In equity capital markets, UBS has landed some lucrative deals in Australia and the smaller markets of Southeast Asia and North Asia.

These days, however, an investment bank's success is increasingly judged by its ability to win big initial public offering mandates in China. There, Mr Tapner scored one notable success last month when UBS was chosen, alongside Goldman Sachs, to handle BOC's multibillion dollar IPO, which is expected next year. Rival bidders Merrill Lynch and Deutsche Bank were squeezed out.

BOC said the winning investment houses owed their victory to their 'close long-time association with Bank of China'. Mr Tapner agrees, saying that in China, deals are won only after a long period of courtship. 'You have to get in early; you have to help companies and get to know them. A lot of the early groundwork is done for no fees but bit by bit you earn their trust that you can deliver.'

UBS's case cannot have been hurt by the bank's pledge in June to buy a US$500 million stake in BOC. But even that did not guarantee success. Merrill Lynch invested about US$750 million in the Chinese bank as a member of a consortium lead by Royal Bank of Scotland but still failed to win a share of the mandate.

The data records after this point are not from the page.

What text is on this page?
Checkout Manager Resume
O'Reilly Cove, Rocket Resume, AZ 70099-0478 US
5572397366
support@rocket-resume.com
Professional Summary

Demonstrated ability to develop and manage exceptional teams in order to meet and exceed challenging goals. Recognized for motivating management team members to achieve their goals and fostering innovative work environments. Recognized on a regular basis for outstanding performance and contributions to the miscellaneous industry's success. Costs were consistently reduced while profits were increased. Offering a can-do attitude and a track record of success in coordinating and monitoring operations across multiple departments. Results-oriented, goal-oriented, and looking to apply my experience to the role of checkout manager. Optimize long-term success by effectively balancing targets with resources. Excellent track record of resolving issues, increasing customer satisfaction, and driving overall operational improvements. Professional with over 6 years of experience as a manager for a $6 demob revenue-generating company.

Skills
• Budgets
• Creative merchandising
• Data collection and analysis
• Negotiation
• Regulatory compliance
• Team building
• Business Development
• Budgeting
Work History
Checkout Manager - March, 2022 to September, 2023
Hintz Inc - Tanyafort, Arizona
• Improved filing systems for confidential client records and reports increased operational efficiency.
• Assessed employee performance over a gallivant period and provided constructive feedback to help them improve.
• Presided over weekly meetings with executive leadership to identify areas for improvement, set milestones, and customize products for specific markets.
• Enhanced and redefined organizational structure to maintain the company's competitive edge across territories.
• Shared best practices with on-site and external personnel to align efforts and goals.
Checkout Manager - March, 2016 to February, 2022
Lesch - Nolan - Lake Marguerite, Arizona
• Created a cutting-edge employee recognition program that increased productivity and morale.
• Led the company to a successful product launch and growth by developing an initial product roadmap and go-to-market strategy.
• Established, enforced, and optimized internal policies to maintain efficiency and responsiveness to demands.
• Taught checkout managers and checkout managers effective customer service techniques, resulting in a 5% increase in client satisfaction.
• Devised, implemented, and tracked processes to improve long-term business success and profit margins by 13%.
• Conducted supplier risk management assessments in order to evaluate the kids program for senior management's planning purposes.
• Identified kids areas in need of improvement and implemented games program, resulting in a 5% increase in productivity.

In the long run, Mr Tapner is hoping UBS's links with Bank of China will open doors for its bankers at BOC's domestic clients. That will place UBS in an enviable position to provide growing Chinese companies with international investment banking services as they expand beyond their domestic market.

'We are growing our footprint. It is like research and development for a factory. We are not going to get rich out of China in the next two or three years; there is not enough business. But we absolutely have to lay down a platform for the future.'

Mr Tapner is busy laying foundations in other areas, too. Earlier this year UBS bought a 49 per cent stake in a Chinese asset management company and it is currently expanding its role as a QFII.

He denies, however, that UBS was pipped to the post last year when Goldman Sachs was granted approval to set up a investment banking joint venture on the mainland with Gao Hua Securities.

For the time being, says Mr Tapner, with mainland markets moribund, there is little advantage to having a domestic stock underwriting licence. At some point, however, stitching together a QFII business, research, underwriting and asset management could bring significant opportunities.

'The trick is to make moves at the right time - when you are comfortable. At the moment we are sitting back and watching things develop. When the time is right, we will push ahead.'

In the long run, says Mr Tapner, his time in Asia will be judged by whether UBS took advantage of all the opportunities on offer. In monetary terms, that means growing Asia's relevance to the global company by 50 per cent from 10 per cent of revenues today to at least 15 per cent by the time he relinquishes the job.

He is unlikely to do that by keeping his head down.


Rory Tapner was appointed chairman and chief executive at UBS in Asia last year. Before that he was co-head of global corporate finance at Warburg Dillon Read, a post he had held since 1999.

Mr Tapner was previously head of UK corporate finance, a post he held from 1993 to 1995, and then head of equity capital from 1995 to 1999, at SG Warburg, before the firm was taken over by SBC, which itself merged with UBS in 1997.

He came to SG Warburg via stockbroker Rowe and Pitman, which he joined three years before its acquisition by SG Warburg in 1986.